Open mintty opened 2 years ago

mintty commented 2 years ago

About Querying the Terminal: the response should actually look like ...;48:2::1:2:3m - note the double colon which allows a position for the optional color space value.

SlySven commented 2 years ago

Yeah, for reference the documentation is in https://www.itu.int/rec/dologin_pub.asp?lang=e&id=T-REC-T.416-199303-I!!PDF-E&type=items take a look at page 49 of 77 (confusingly numbered 41!) - unfortunately many interpretations forget about the second sub-parameter after the first one of 2 (or 3 or 4) and it isn't optional unless one is specifying a black which has all of the red, green and blue components as zero! Using a semi-colon as the sub-parameter separator is just so broken as it makes it so very hard to interpret an incoming code sequence...!

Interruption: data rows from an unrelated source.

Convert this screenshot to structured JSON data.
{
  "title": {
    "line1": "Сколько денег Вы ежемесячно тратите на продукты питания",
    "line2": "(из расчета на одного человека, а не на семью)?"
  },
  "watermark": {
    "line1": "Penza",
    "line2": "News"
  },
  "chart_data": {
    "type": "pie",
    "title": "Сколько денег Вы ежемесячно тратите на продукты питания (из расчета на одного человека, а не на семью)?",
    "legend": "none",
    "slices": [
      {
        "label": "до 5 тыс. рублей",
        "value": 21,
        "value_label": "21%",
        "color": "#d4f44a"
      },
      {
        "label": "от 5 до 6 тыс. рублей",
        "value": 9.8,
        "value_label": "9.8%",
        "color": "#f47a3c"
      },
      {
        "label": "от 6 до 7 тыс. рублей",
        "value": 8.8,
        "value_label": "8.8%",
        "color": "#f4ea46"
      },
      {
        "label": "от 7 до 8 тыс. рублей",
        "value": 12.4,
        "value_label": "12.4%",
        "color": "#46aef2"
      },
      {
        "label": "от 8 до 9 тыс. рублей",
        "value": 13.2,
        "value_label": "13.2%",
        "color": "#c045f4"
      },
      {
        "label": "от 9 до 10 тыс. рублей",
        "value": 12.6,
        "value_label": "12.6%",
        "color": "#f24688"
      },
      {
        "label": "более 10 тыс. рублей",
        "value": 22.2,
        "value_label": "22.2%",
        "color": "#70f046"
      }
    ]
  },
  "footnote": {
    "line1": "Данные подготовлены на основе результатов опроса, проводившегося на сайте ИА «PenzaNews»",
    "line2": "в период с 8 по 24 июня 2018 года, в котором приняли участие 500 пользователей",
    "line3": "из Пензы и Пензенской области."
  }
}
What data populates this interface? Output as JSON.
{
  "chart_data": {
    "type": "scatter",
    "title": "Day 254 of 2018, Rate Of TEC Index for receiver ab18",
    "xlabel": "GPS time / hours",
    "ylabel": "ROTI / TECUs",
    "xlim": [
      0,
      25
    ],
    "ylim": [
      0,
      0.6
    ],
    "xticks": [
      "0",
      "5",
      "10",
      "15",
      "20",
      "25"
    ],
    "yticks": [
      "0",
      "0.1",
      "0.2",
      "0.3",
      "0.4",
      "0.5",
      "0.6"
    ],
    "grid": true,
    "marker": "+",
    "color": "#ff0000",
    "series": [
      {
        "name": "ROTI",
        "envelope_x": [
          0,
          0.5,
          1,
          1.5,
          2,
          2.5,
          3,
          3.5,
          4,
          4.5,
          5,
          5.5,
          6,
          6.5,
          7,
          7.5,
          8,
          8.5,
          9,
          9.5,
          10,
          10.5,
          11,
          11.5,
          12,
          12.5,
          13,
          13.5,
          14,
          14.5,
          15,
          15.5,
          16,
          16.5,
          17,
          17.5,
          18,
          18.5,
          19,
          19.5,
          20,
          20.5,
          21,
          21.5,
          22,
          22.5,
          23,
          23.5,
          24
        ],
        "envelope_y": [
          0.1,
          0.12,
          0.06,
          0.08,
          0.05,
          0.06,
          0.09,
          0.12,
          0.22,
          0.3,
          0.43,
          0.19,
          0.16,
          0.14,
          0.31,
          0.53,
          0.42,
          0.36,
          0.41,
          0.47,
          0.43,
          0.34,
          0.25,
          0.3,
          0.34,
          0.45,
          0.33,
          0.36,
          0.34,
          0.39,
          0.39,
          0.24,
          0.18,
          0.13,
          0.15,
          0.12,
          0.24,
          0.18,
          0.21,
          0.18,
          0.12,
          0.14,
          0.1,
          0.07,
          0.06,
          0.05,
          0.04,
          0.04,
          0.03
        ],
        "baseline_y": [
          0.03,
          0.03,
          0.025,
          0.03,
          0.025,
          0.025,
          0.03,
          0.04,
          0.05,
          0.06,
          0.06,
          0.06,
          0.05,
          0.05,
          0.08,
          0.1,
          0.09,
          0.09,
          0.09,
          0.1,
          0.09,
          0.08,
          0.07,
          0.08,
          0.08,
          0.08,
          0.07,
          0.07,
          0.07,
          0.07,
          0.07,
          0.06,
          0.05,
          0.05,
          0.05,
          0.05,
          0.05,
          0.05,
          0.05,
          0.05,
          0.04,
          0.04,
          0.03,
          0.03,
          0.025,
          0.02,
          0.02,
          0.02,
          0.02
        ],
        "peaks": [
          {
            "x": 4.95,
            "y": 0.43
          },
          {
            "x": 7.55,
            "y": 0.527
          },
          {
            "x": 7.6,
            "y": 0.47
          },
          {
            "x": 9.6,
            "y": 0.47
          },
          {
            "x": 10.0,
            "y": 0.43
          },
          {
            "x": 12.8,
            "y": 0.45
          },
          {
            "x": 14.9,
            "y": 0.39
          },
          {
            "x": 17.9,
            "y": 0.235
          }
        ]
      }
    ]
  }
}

kurahaupo commented 2 years ago

(edited; sorry, the first semicolon was a typo) @SlySven Generally one gets eitherCSI 48 : 2 : colourspace : red : green : blue m or CSI 48 ; 2 ; red ; green ; blue m . That is, the colourspace slot depends on which separator is used. The terminals that use : tend to stick more closely to the IEC spec, while those that use ; tend to omit the colourspace & "unnecessary" values.

So in practice, one can read a semicolon-separated sequence simply by looking at each element to determine how many additional elements to consume:

I grant you that this isn't particularly robust, as it will fail if a new colourspace is introduced with a new code. But if I had to guess, I'd speculate that the next colourspace to be added would be RGBA, so it's probably reasonable to assume that an unknown colourspace takes 4 elements.

mintty commented 2 years ago

There is no hybrid syntax (neither specified nor legacy) where the first separator would be ; and the others : Standard syntax is colon-only, and you would need to swallow as many sub-parameters as are separated with colons, whether their number fits the type or not. Heuristics would apply to legacy semicolon syntax only.